Face à ce scandale qui a conduit à la régression du transport ferroviaire, à la suppression de dizaines de milliers d’emplois cheminots et à la fermeture de nombreux sites de production de Fret SNCF, le gouvernement annonce aujourd’hui un soi-disant plan de développement du fret ferroviaire.
Pour la fédération des syndicats SUD-rail :
* Les travaux d’infrastructures portuaires et la création d’un réseau à haut débit pour le Fret ferroviaire sont nécessaires, nombre de ces travaux sont en projet depuis des années, il s’agit donc là de rattraper un retard irresponsable. * Le projet de TGV Fret pose lui quelques questions : pertinence écologique, nécessité de transporter toujours plus vite et à 300 km/h des marchandises, alors que le réseau classique rénové permettrait des transports de Fret à une vitesse de 160 km/h. * Quant au projet de création d’OFP (Opérateur Ferroviaire de Proximité Privé), il reflète le choix politique de subventionner avec de l’argent public des intérêts privés, plutôt que d’inscrire dans les missions de la SNCF, le trafic de wagons isolés comme une activité de service public et d’intérêt général.
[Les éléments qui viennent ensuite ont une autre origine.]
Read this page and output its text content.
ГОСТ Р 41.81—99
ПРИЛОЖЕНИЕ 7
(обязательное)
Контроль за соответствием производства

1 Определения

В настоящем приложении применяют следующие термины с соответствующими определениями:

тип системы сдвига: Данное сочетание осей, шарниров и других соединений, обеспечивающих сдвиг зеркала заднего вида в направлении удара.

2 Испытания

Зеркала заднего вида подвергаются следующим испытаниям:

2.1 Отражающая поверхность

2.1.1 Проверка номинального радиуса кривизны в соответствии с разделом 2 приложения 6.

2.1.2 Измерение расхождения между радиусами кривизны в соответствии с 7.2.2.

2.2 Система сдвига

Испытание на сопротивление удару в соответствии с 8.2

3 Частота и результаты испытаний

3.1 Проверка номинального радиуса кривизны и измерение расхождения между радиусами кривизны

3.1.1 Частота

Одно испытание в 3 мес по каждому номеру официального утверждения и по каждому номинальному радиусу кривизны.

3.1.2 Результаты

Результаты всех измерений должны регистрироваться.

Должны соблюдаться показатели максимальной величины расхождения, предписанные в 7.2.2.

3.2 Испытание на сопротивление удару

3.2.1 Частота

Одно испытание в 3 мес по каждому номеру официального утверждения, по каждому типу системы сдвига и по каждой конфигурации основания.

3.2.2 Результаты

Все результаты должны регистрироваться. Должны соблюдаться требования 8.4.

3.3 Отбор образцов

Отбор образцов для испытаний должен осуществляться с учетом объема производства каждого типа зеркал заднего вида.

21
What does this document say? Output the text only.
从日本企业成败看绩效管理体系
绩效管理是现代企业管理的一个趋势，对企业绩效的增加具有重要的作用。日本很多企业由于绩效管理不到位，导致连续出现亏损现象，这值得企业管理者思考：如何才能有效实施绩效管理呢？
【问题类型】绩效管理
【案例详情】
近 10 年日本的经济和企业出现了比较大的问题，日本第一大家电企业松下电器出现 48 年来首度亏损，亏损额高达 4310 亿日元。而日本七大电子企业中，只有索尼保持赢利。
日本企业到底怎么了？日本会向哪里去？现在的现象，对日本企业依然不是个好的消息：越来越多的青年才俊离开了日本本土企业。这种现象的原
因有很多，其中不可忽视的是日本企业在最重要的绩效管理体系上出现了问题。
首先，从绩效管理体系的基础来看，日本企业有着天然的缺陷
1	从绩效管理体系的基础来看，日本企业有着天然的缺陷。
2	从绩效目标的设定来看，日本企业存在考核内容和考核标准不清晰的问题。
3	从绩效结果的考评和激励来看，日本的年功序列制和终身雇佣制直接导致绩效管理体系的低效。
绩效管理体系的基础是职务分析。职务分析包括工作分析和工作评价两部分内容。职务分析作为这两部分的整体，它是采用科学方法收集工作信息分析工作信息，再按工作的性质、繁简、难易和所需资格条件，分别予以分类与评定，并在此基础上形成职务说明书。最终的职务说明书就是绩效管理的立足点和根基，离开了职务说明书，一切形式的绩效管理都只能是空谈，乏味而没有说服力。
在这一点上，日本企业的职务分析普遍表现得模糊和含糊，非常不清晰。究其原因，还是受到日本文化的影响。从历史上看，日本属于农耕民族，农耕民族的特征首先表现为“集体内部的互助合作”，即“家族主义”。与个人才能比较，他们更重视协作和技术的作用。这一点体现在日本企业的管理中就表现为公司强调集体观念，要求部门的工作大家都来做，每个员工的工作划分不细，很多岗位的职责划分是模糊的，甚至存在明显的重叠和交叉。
Le plan de communication gouvernemental et de la SNCF autour de ces décisions vise à masquer une autre réalité :
* Celle d’un plan qui ne produira ses premiers effets en terme de volume que dans 10 ou 15 ans, loin des objectifs de la loi Grenelle 1.
* Celle de la suppression rapide de 60 % des trafics de wagons isolés par la SNCF et le transfert de ces trafics sur les camions du groupe Géodis en contradiction complète avec les engagements du Grenelle de l’environnement.
* Celle de la suppression rapide de 5000 à 7000 emplois de cheminots et leur reclassement à travers les différentes entités du groupe SNCF, au risque d’une reproduction du syndrome France Télécom.
* Celle de la fermeture rapide de nouvelles infrastructures de production de Fret ferroviaire impactant parfois gravement certaines collectivité territoriales et compromettant toute possibilité de relance de l’activité.
* Celle d’une privatisation rapide par "morceaux" de l’entreprise publique SNCF, avec la création de nouvelles filiales de Fret ferroviaire spécialisées par produit.